The court had indeed been invaded and won. Even
the Mikado, the ecclesiastical head of Shint[=o], and the incarnation
and vicar of the heavenly gods, had not only embraced Buddhism, but in
many instances had shorn the hair and taken the vows of the monk. Yet
the people clung tenaciously to their old traditions, customs and
worship; for their gods were like themselves and indeed were of
themselves, since Shint[=o] is only a transfiguration of Japanese life.

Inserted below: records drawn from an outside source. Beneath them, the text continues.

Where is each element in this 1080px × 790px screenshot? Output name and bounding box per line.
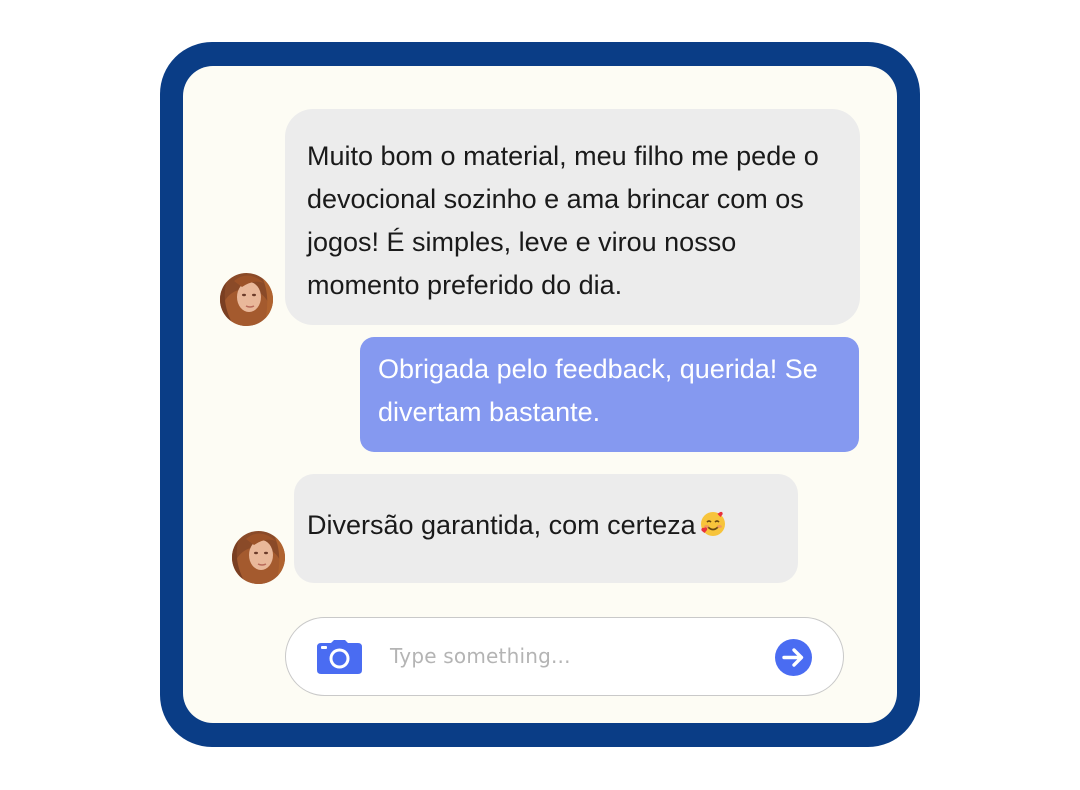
message-text: Diversão garantida, com certeza <box>307 510 696 540</box>
message-text: Obrigada pelo feedback, querida! Se dive… <box>378 354 818 427</box>
camera-icon[interactable] <box>317 640 362 674</box>
message-text: Muito bom o material, meu filho me pede … <box>307 141 819 300</box>
avatar <box>220 273 273 326</box>
message-bubble-outgoing: Obrigada pelo feedback, querida! Se dive… <box>360 337 859 452</box>
message-input-placeholder[interactable]: Type something... <box>390 643 571 669</box>
message-composer[interactable]: Type something... <box>285 617 844 696</box>
message-bubble-incoming: Diversão garantida, com certeza <box>294 474 798 583</box>
smiling-face-with-hearts-icon <box>700 507 726 536</box>
avatar <box>232 531 285 584</box>
message-bubble-incoming: Muito bom o material, meu filho me pede … <box>285 109 860 325</box>
send-arrow-icon[interactable] <box>775 639 812 676</box>
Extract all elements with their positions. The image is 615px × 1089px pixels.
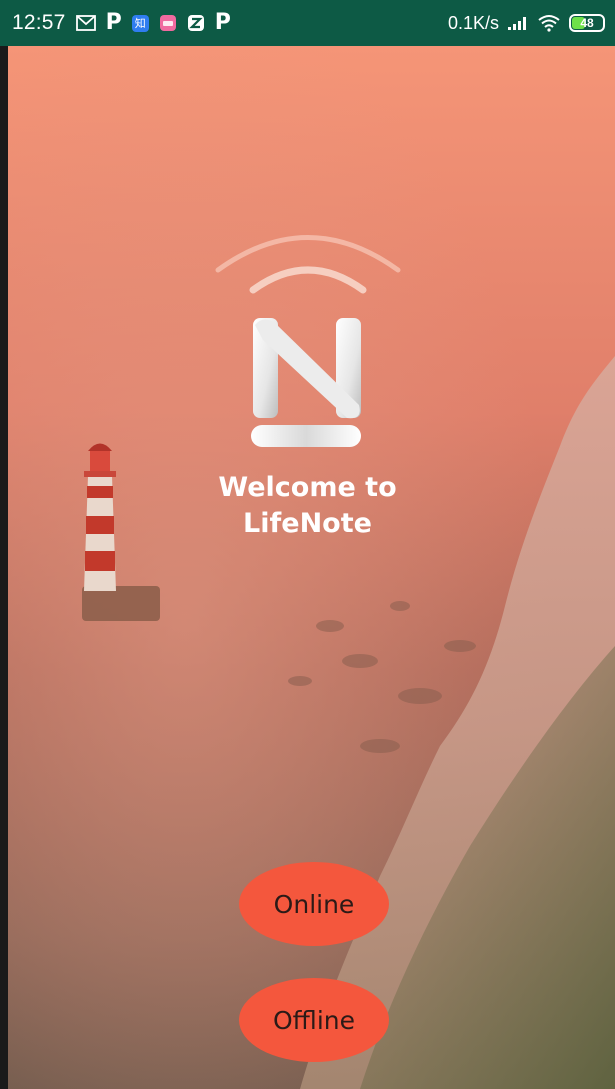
battery-icon: 48 — [569, 14, 605, 32]
lifenote-logo-icon — [215, 235, 400, 447]
online-button[interactable]: Online — [239, 862, 389, 946]
battery-level: 48 — [580, 16, 594, 30]
status-time: 12:57 — [12, 11, 66, 34]
signal-icon — [507, 15, 529, 31]
welcome-line-1: Welcome to — [218, 472, 397, 503]
left-edge — [0, 46, 8, 1089]
status-bar: 12:57 P 知 P 0.1K/s 48 — [0, 0, 615, 46]
online-button-label: Online — [273, 889, 355, 919]
wifi-icon — [537, 14, 561, 32]
network-speed: 0.1K/s — [447, 12, 499, 33]
welcome-heading: Welcome to LifeNote — [0, 470, 615, 542]
offline-button[interactable]: Offline — [239, 978, 389, 1062]
p-app-icon: P — [214, 10, 231, 35]
z-app-icon — [187, 14, 205, 32]
status-bar-right: 0.1K/s 48 — [448, 13, 605, 34]
welcome-screen: 12:57 P 知 P 0.1K/s 48 Welcome to LifeNot… — [0, 0, 615, 1089]
pink-app-icon — [159, 14, 177, 32]
offline-button-label: Offline — [272, 1005, 356, 1035]
welcome-line-2: LifeNote — [243, 508, 372, 539]
zhihu-app-icon: 知 — [131, 14, 149, 32]
app-logo — [0, 225, 615, 455]
status-bar-left: 12:57 P 知 P — [12, 11, 231, 35]
mail-icon — [75, 15, 96, 31]
p-app-icon: P — [105, 10, 122, 35]
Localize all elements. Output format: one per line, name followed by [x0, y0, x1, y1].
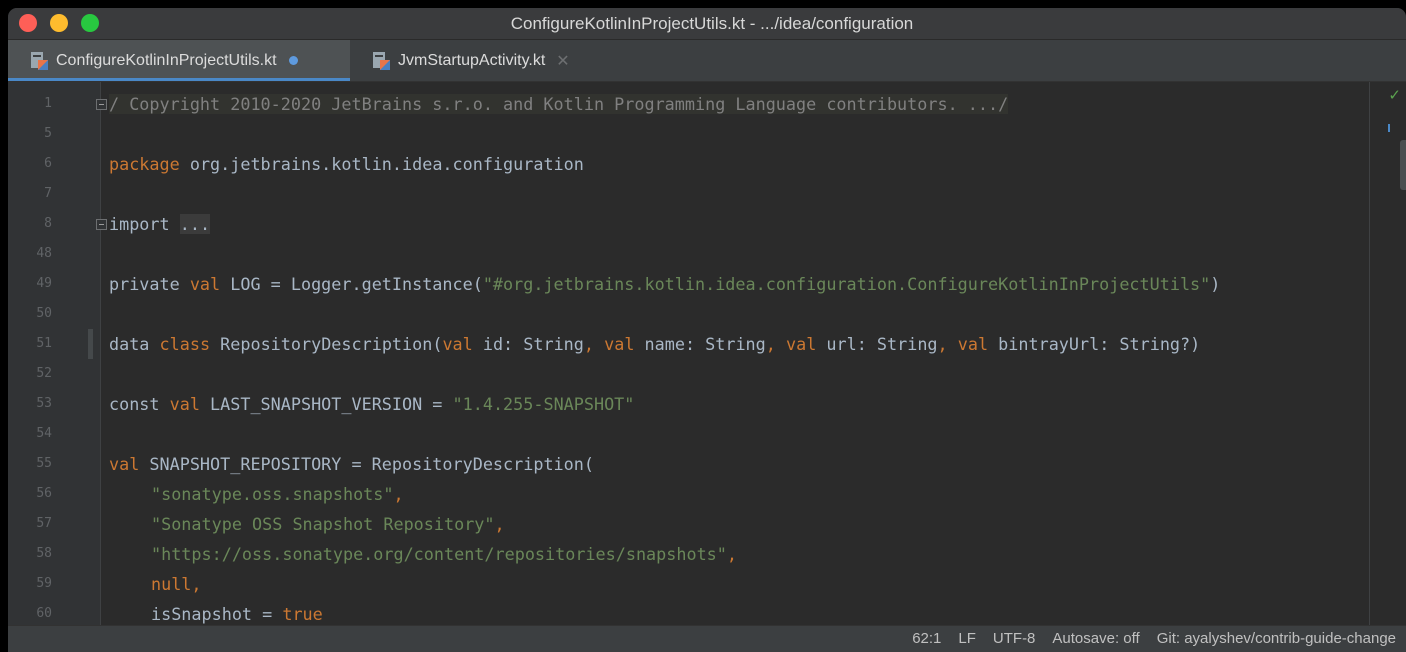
- code-line-58: "https://oss.sonatype.org/content/reposi…: [151, 539, 737, 569]
- line-number: 51: [36, 336, 52, 351]
- line-separator[interactable]: LF: [958, 630, 976, 647]
- code-text: data: [109, 334, 160, 354]
- editor-scrollbar[interactable]: ✓: [1369, 82, 1406, 625]
- code-line-57: "Sonatype OSS Snapshot Repository",: [151, 509, 505, 539]
- line-number: 5: [44, 126, 52, 141]
- keyword: package: [109, 154, 180, 174]
- code-text: org.jetbrains.kotlin.idea.configuration: [179, 154, 584, 174]
- keyword: val: [785, 334, 817, 354]
- code-area[interactable]: / Copyright 2010-2020 JetBrains s.r.o. a…: [109, 82, 1366, 625]
- comma: ,: [937, 334, 958, 354]
- line-number: 48: [36, 246, 52, 261]
- string-literal: "1.4.255-SNAPSHOT": [452, 394, 635, 414]
- keyword: true: [282, 604, 323, 624]
- code-line-59: null,: [151, 569, 202, 599]
- keyword: class: [159, 334, 211, 354]
- string-literal: "sonatype.oss.snapshots": [151, 484, 394, 504]
- code-line-49: private val LOG = Logger.getInstance("#o…: [109, 269, 1220, 299]
- keyword: val: [442, 334, 473, 354]
- line-number: 8: [44, 216, 52, 231]
- kotlin-file-icon: [31, 51, 48, 70]
- line-number: 57: [36, 516, 52, 531]
- line-number: 54: [36, 426, 52, 441]
- fold-toggle-icon[interactable]: [96, 99, 107, 110]
- change-marker[interactable]: [88, 329, 93, 359]
- ide-window: ConfigureKotlinInProjectUtils.kt - .../i…: [8, 8, 1406, 652]
- keyword: null: [151, 574, 192, 594]
- code-line-53: const val LAST_SNAPSHOT_VERSION = "1.4.2…: [109, 389, 634, 419]
- folded-imports[interactable]: ...: [179, 214, 211, 234]
- code-line-51: data class RepositoryDescription(val id:…: [109, 329, 1200, 359]
- line-number: 7: [44, 186, 52, 201]
- window-title: ConfigureKotlinInProjectUtils.kt - .../i…: [510, 14, 914, 33]
- file-encoding[interactable]: UTF-8: [993, 630, 1036, 647]
- keyword: val: [109, 454, 140, 474]
- comma: ,: [494, 514, 505, 534]
- close-tab-icon[interactable]: ✕: [556, 51, 569, 71]
- keyword: import: [109, 214, 170, 234]
- string-literal: "#org.jetbrains.kotlin.idea.configuratio…: [482, 274, 1211, 294]
- comma: ,: [765, 334, 786, 354]
- line-number: 1: [44, 96, 52, 111]
- line-number: 55: [36, 456, 52, 471]
- code-text: url: String: [816, 334, 938, 354]
- title-bar: ConfigureKotlinInProjectUtils.kt - .../i…: [8, 8, 1406, 40]
- code-text: id: String: [472, 334, 584, 354]
- code-line-1: / Copyright 2010-2020 JetBrains s.r.o. a…: [109, 89, 1009, 119]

In the Japanese of those days we can trace the same traits which we
behold in the modern son of Nippon, especially his intense patriotism
and his warlike tendencies. To convert these people to the peaceful
dogmas of Siddartha and to make them good Buddhists, something more than
teaching and ritual was necessary. It was indispensable that there
should be complete substitution, all along the ruts and paths of
national habit, and especially that the names of the gods and the
festivals should be Buddhaized.
Popular customs are nearly immortal and ineradicable. Though wars may
come, dynasties rise and fall, and convulsions in nature take place, yet
the people's manners and amusements are very slow in changing. If, in
the history of Christianity, the European missionaries found it
necessary in order to make conquest of our pagan forefathers, to baptize
and re-name without radically changing old notions and habits, so did it
seem equally indispensable that in Japan there should be some system of
reconciliation of the old and the new, some theological revolution,
which should either fulfil, absorb, or destroy Shint[=o].